Он находит в коридоре платяной шкаф и переодевается, меняет грязную простыню на новую, на сей раз не белую, а с цветочками и листочками. Вот дети удивятся, когда увидят. «Смотрите, — скажут они. — На Снежном человеке листья выросли!» Уж они это не пропустят. В шкафу лежит целая стопка свежих выглаженных простыней, но он берет только одну. Не хочет тащить фигню, которая может и не пригодиться. Он всегда сможет вернуться, если припечет.
Снежный человек слышит голос матери, который говорит ему, чтобы положил грязную простыню в корзину для белья, — старые неврологические рефлексы так просто не исчезают, — но бросает простыню на пол и идет вниз, на кухню.
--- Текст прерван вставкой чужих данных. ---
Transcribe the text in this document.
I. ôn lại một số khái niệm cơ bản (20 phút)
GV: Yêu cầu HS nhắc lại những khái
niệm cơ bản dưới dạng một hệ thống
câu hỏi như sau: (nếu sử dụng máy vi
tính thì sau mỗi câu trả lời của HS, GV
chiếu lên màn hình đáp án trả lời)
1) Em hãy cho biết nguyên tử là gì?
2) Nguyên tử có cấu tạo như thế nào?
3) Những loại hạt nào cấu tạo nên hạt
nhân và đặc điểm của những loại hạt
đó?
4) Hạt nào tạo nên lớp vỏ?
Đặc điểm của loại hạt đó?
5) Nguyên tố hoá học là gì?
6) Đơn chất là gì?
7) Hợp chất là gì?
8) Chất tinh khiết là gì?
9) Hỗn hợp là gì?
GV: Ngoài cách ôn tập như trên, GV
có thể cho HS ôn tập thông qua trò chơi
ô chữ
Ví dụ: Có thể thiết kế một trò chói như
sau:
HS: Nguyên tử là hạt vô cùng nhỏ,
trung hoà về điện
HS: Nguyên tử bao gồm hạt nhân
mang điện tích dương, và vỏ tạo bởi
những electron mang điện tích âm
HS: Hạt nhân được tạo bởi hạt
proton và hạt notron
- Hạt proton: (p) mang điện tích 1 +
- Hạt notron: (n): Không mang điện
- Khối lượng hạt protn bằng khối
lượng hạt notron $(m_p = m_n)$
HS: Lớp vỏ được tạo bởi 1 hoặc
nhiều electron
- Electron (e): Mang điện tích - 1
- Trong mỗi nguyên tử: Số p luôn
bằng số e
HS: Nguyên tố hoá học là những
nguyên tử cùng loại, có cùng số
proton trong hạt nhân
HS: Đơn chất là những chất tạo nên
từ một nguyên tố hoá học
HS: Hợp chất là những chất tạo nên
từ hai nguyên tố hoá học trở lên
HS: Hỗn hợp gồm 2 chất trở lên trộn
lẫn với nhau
Может, там найдутся консервы, соевое мясо, бобы, сосиски, что угодно, лишь бы протеин; даже овощи подойдут, суррогатные или настоящие, он все съест, — но тот, кто разбил окно, судя по всему, вычистил все шкафы. Снежный человек находит только горсть хлопьев в пластиковом контейнере и тут же их съедает. Шкаф обычный, без регулятора температуры и влажности, и приходится долго разжевывать хлопья и запивать их водой. Он находит три пакетика кешью, из тех, что раздавали в скоростных поездах, и немедленно опустошает один — орехи даже не очень засохли. Еще он находит банку с «Сойдинами», соевой рыбой. Кроме нее, в шкафу стоит только полупустая бутылка кетчупа, который подсох и забродил.